A sequence of continuous real functions ${(f_m)}_{m\in {\mathbb{N}}_0}$, with exponential decay at infinity that implies their Fourier-Laplace transforms $F_m(iz)$ are analytic on $|\Re (z)|<B$, $z\in \mathbb{C}$, generates a sequence of polynomials ${(Q_k)}_{k\in {\mathbb{N}}_0}$, that are biorthogonal to the distributional derivatives ${\mu }_m:={(-1)}^m{f}_m^{(m)}$, $m\in {\mathbb{N}}_0$. The generating function is a generalized Taylor series expansion of the Fourier-Laplace kernel $e^{xz}$ in terms of ${\hat{\mu }}_m(iz)=z^m{F}_m(iz)$, $m\in {\mathbb{N}}_0$. If ${\mu }_m=\omega P_m$, where $P_m$ are polynomials of degree m and ω is a weight function, $Q_m$ is a constant multiple of $P_m$ and they are orthogonal polynomials. In the case where $f_m$ are uniform or quasi-uniform B-splines, the corresponding biorthogonal polynomials exhibit properties reminiscent of Appell sequences, while in the case where $f_m$ are refinable functions they are eigenfunctions of the adjoint of the corresponding refinement operators. For nonuniform B-splines, a suitable choice of the knot sequence defines ${(f_m)}_{m\in {\mathbb{N}}_0}$ in which the corresponding polynomials $Q_k$ reduce to the Jacobi polynomials and the biorthogonal spline functions ${\mu }_m$ reduce to the corresponding weighted Jacobi polynomials, if there are no interior knots.

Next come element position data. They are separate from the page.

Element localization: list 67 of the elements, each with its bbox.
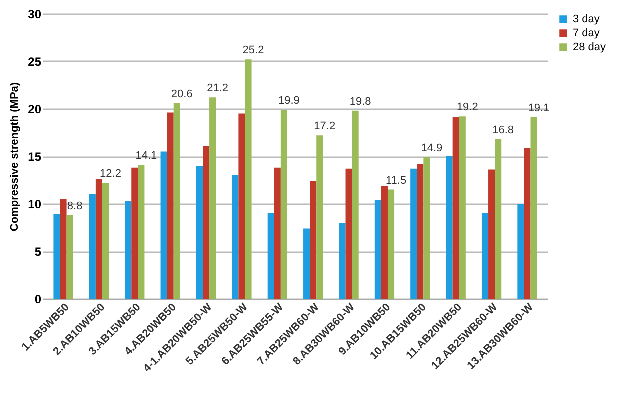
bar xyxy=(196,166,204,299)
bar xyxy=(245,60,252,299)
data-label: 17.2 xyxy=(314,120,336,133)
bar xyxy=(132,168,138,299)
y-tick-label: 10 xyxy=(28,198,42,212)
bar xyxy=(160,152,168,299)
y-axis-title: Compressive strength (MPa) xyxy=(9,82,22,232)
bar xyxy=(125,201,132,299)
data-label: 21.2 xyxy=(207,82,229,95)
y-tick-label: 15 xyxy=(28,150,42,164)
data-label: 19.8 xyxy=(350,96,372,108)
bar xyxy=(388,190,395,299)
bar xyxy=(54,214,60,299)
bar xyxy=(66,215,74,299)
bar xyxy=(210,98,216,299)
bar xyxy=(381,186,388,299)
data-label: 11.5 xyxy=(386,174,407,187)
bar xyxy=(316,136,324,299)
bar xyxy=(459,116,466,299)
bar xyxy=(339,223,346,299)
data-label: 12.2 xyxy=(100,168,122,180)
bar xyxy=(310,181,317,299)
bar xyxy=(518,204,524,299)
bar xyxy=(102,183,110,299)
bar xyxy=(524,148,531,299)
bar xyxy=(452,118,460,299)
bar xyxy=(238,114,246,299)
bar xyxy=(232,176,239,299)
bar xyxy=(424,157,430,299)
bar xyxy=(304,228,310,299)
data-label: 19.2 xyxy=(456,102,478,114)
y-tick-label: 0 xyxy=(34,292,42,306)
y-tick-label: 25 xyxy=(28,55,42,69)
data-label: 19.1 xyxy=(528,102,550,115)
bar xyxy=(203,146,210,299)
y-tick-label: 5 xyxy=(34,245,42,259)
bar xyxy=(346,168,352,299)
bar xyxy=(268,214,274,299)
data-label: 20.6 xyxy=(171,88,193,100)
y-tick-label: 30 xyxy=(28,8,42,22)
data-label: 25.2 xyxy=(242,44,264,57)
bar xyxy=(352,110,359,299)
data-label: 14.9 xyxy=(421,142,443,154)
bar xyxy=(530,118,538,299)
bar xyxy=(60,199,67,299)
data-label: 8.8 xyxy=(67,200,83,212)
bar xyxy=(167,112,174,299)
legend-label: 28 day xyxy=(573,42,607,54)
bar xyxy=(374,200,382,299)
bar xyxy=(417,164,424,299)
y-tick-label: 20 xyxy=(28,102,42,116)
bar xyxy=(89,194,96,299)
bar xyxy=(446,156,453,299)
bar xyxy=(174,103,180,299)
data-label: 14.1 xyxy=(136,150,158,162)
bar xyxy=(280,110,288,299)
legend-label: 7 day xyxy=(573,28,600,40)
data-label: 16.8 xyxy=(492,124,514,136)
bar xyxy=(274,168,281,299)
bar xyxy=(482,214,489,299)
bar xyxy=(488,170,496,299)
bar xyxy=(138,165,145,299)
data-label: 19.9 xyxy=(278,94,300,107)
bar xyxy=(410,168,418,299)
bar xyxy=(96,179,102,299)
legend-label: 3 day xyxy=(573,14,600,26)
bar xyxy=(495,139,502,299)
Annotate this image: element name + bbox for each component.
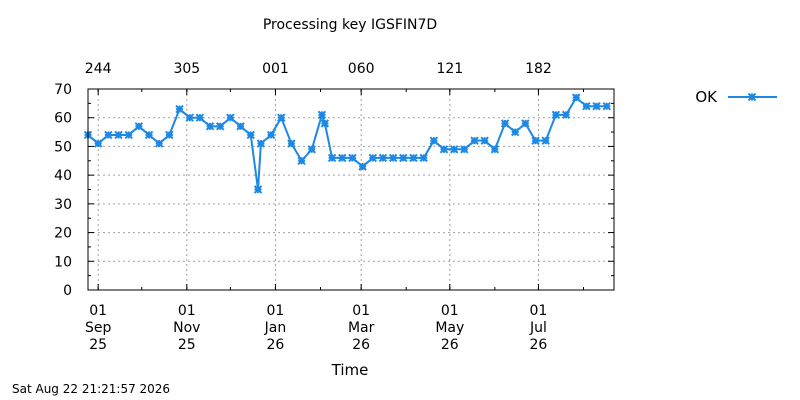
- data-point: [500, 119, 510, 128]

一系列连续的实函数 ${（F_{米}）}_{米\in {\mathbb{ñ}}_0}$，在无穷大处有指数衰减，这意味着它们的傅里叶-拉普拉斯变换 $F_{米}（\mathrm{一世}ž）$ 正在分析 $|\Re （ž）|<乙$， $ž\in \mathbb{C}$，生成多项式序列 ${（{问}_{ķ}）}_{ķ\in {\mathbb{ñ}}_0}$，与分布导数成直角 ${\mu }_{米}：={（-\mathrm{1个}）}^{米}{F}_{米}^{（米）}$， $米\in {\mathbb{ñ}}_0$。生成函数是傅里叶-拉普拉斯核的广义泰勒级数展开${Ë}^{Xž}$ 就......而言 ${\hat{\mu }}_{米}（\mathrm{一世}ž）={ž}^{米}{F}_{米}（\mathrm{一世}ž）$， $米\in {\mathbb{ñ}}_0$。如果${\mu }_{米}=\omega P_{米}$，在哪里 $P_{米}$是次多项式米和ω是一个权重函数，${问}_{米}$ 是...的常数倍 $P_{米}$它们是正交多项式。在这种情况下$F_{米}$是均匀的或准均匀的B样条，相应的双正交多项式表现出让人联想到Appell序列的特性，而在$F_{米}$是可细化函数，它们是相应细化算符伴随的本征函数。对于非均匀的B样条，合适的结序列选择定义${（F_{米}）}_{米\in {\mathbb{ñ}}_0}$ 其中对应的多项式 ${问}_{ķ}$ 简化为Jacobi多项式和双正交样条函数 ${\mu }_{米}$ 如果没有内部结，则简化为相应的加权Jacobi多项式。